Michael GiraMichael Gira
The BoredomsThe Boredoms

The Boredoms

Headliner:The Boredoms
Support:Michael Gira
Venue: The Arches, Glasgow, 23rd October 2007


In the back Arch, in the Studio Theatre, there is a performance of James Kelman's Herbal Remedies, a show I saw the other week and have yet to write about. But tonight there is a contrasting event, requiring the front doors to Arch 1 to be opened as a separate entrance. There is a bustle at the ticket desk, which gives the initial impression of a crowd. Instead its a bottle neck, and having had a ticket for months, I bypass this line and enter Arch 2 through Arch 1. It is still quiet at this time, the bar open in Arch 3, with folk sitting about, a table of t-shirts and a handful of CDs for sale.

The hall fills up steadily, a crowd gathering at the stage in anticipation. A chunk of the crowd are here just to see Michael Gira. A cult musician, ex-member of the influential band The Swans. He comes on stage in a jacket and hat, takes both off, props them on a stand. Balances on a stool, prepares a stand with his laminated music and lyric sheets. A grey haired, respectable looking gentleman, with an acoustic guitar preparing to play music. Gira is not someone I am hugely familiar with, I know some Swans, but haven't particularly followed his career. I hadn't even known he was supporting till friends mentioned it the week before the gig. His sound was raw and apocalyptic, charged full of despair and bile. Between songs he gave an impression of being amiable and polite, though stopped half way through a song to tear strips off an offending photographer.

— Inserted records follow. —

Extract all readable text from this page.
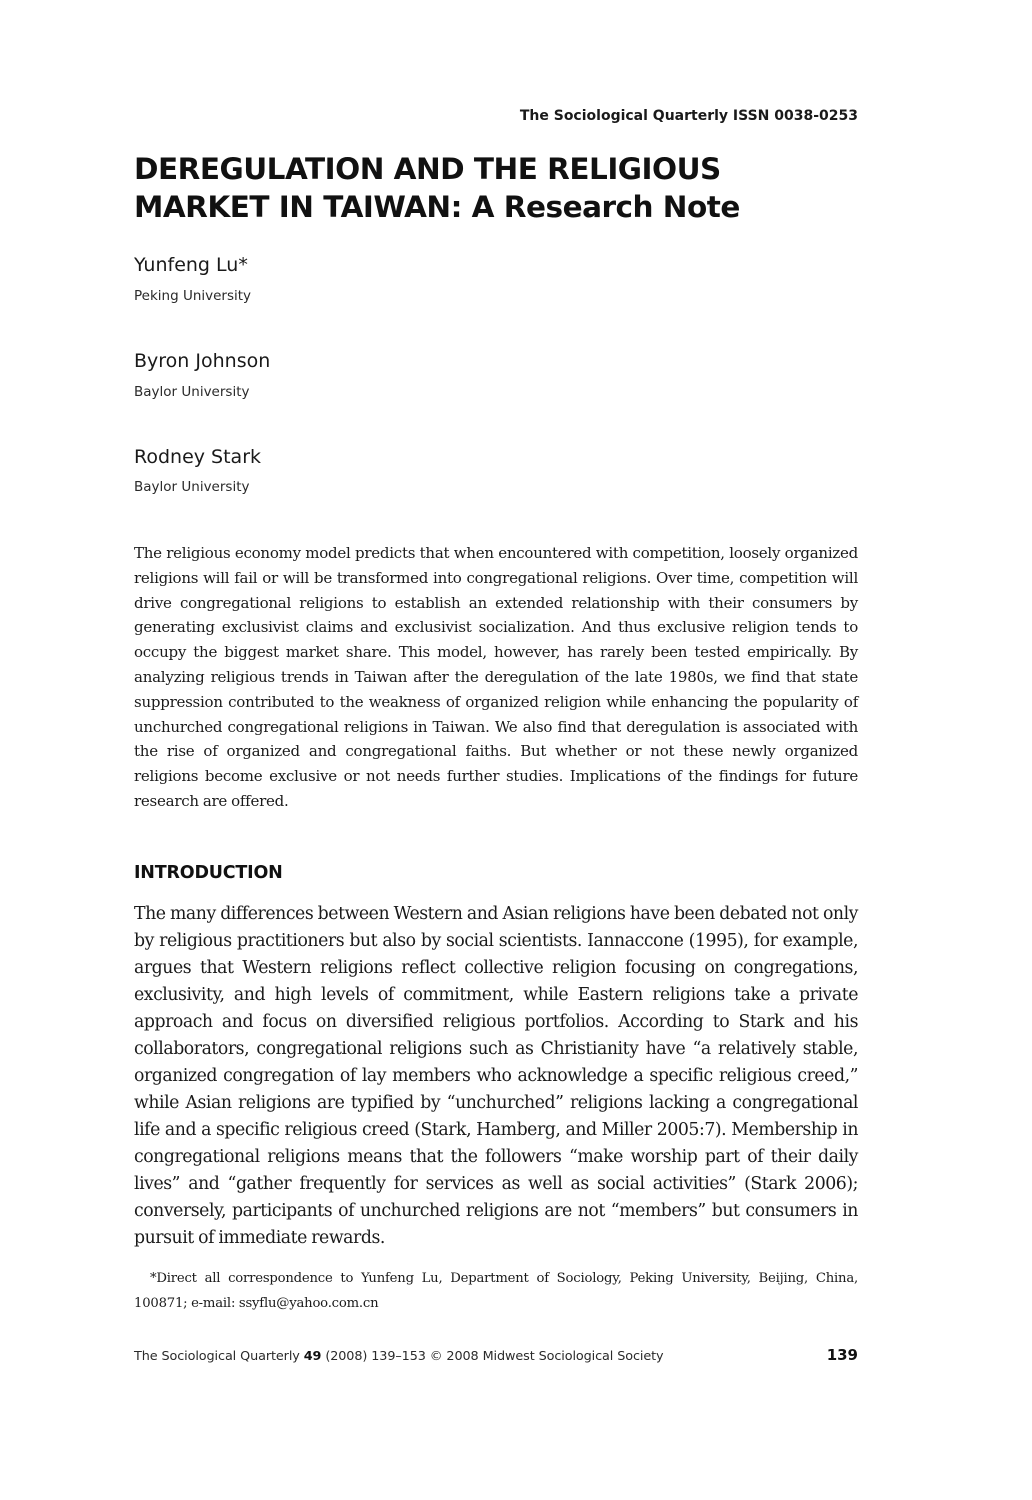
The Sociological Quarterly ISSN 0038-0253
DEREGULATION AND THE RELIGIOUS
MARKET IN TAIWAN: A Research Note
Yunfeng Lu*
Peking University
Byron Johnson
Baylor University
Rodney Stark
Baylor University

The religious economy model predicts that when encountered with competition, loosely organized religions will fail or will be transformed into congregational religions. Over time, competition will drive congregational religions to establish an extended relationship with their consumers by generating exclusivist claims and exclusivist socialization. And thus exclusive religion tends to occupy the biggest market share. This model, however, has rarely been tested empirically. By analyzing religious trends in Taiwan after the deregulation of the late 1980s, we find that state suppression contributed to the weakness of organized religion while enhancing the popularity of unchurched congregational religions in Taiwan. We also find that deregulation is associated with the rise of organized and congregational faiths. But whether or not these newly organized religions become exclusive or not needs further studies. Implications of the findings for future research are offered.

INTRODUCTION

The many differences between Western and Asian religions have been debated not only by religious practitioners but also by social scientists. Iannaccone (1995), for example, argues that Western religions reflect collective religion focusing on congregations, exclusivity, and high levels of commitment, while Eastern religions take a private approach and focus on diversified religious portfolios. According to Stark and his collaborators, congregational religions such as Christianity have “a relatively stable, organized congregation of lay members who acknowledge a specific religious creed,” while Asian religions are typified by “unchurched” religions lacking a congregational life and a specific religious creed (Stark, Hamberg, and Miller 2005:7). Membership in congregational religions means that the followers “make worship part of their daily lives” and “gather frequently for services as well as social activities” (Stark 2006); conversely, participants of unchurched religions are not “members” but consumers in pursuit of immediate rewards.

*Direct all correspondence to Yunfeng Lu, Department of Sociology, Peking University, Beijing, China, 100871; e-mail: ssyflu@yahoo.com.cn

The Sociological Quarterly 49 (2008) 139–153 © 2008 Midwest Sociological Society	139
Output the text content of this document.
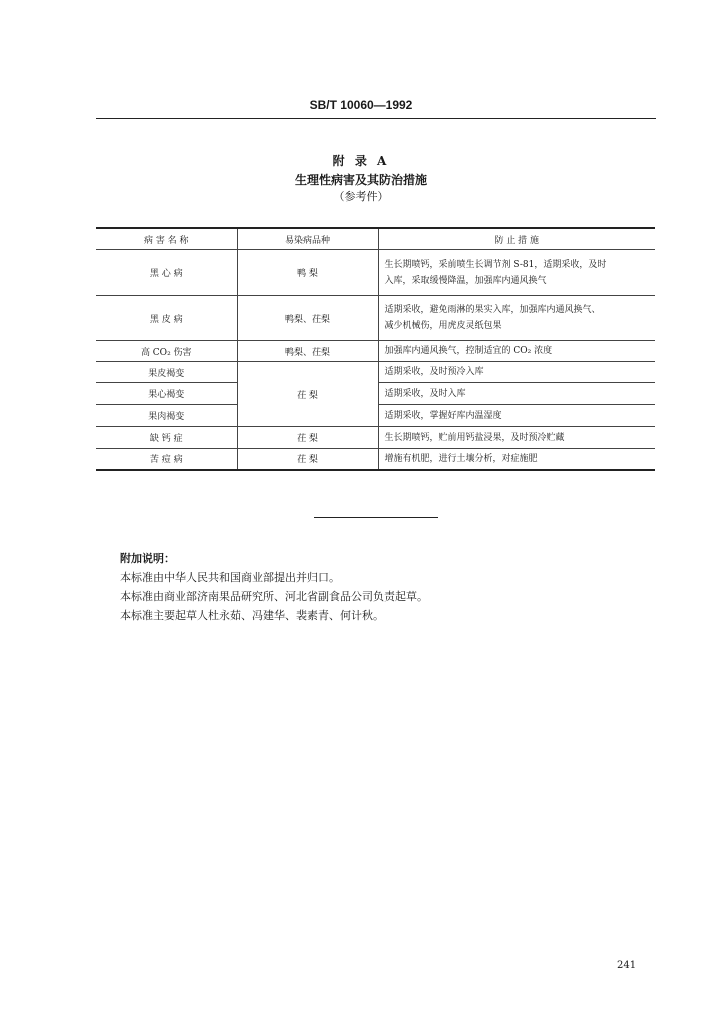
SB/T 10060—1992
附 录 A
生理性病害及其防治措施
（参考件）
病 害 名 称	易染病品种	防 止 措 施
黑 心 病	鸭 梨	生长期喷钙，采前喷生长调节剂 S-81，适期采收，及时
入库，采取缓慢降温，加强库内通风换气

黑 皮 病	鸭梨、茌梨	适期采收，避免雨淋的果实入库，加强库内通风换气、
减少机械伤，用虎皮灵纸包果

高 CO₂ 伤害	鸭梨、茌梨	加强库内通风换气，控制适宜的 CO₂ 浓度

果皮褐变	茌 梨	适期采收，及时预冷入库

果心褐变		适期采收，及时入库

果肉褐变		适期采收，掌握好库内温湿度

缺 钙 症	茌 梨	生长期喷钙，贮前用钙盐浸果，及时预冷贮藏

苦 痘 病	茌 梨	增施有机肥，进行土壤分析，对症施肥
附加说明：
本标准由中华人民共和国商业部提出并归口。
本标准由商业部济南果品研究所、河北省副食品公司负责起草。
本标准主要起草人杜永茹、冯建华、裴素青、何计秋。
241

The Boredoms set up was similar to that of the set they performed at 2003's Instal festival under the name V-infinity-Oredoms. Three drum kits set up in a circle, the seats taken by Muneomi Senju, Yojiro and Yoshimi P-We. The set starting with front man Yamantaka Eye swinging light bulbs - light filled globes, at the end of cables, connected to contact mics or some such - so that as he spun them they lit up and faded, crunched and squealed. Three drum kits building up rhythms from there, establishing a pattern for the remainder of the set. Building and crashing levels of percussion, with Eye playing electronics and chanting. A rig sits at the back of the stage, a rack of 7 planks of wood, set up as guitar parts, struck with sticks to create discord. P-We adds her voice at times, contrasting Eye's, turns and plays out of tune notes on a keyboard, adding psychedlic moments of bizarreness.

Overall, the moments of prog-rock wibbliness were of less interest, but the up-beat enthusiastic percussion was a joy, some of the extra elements like the guitar rack and light bulbs making those sections better than the last time I saw them play.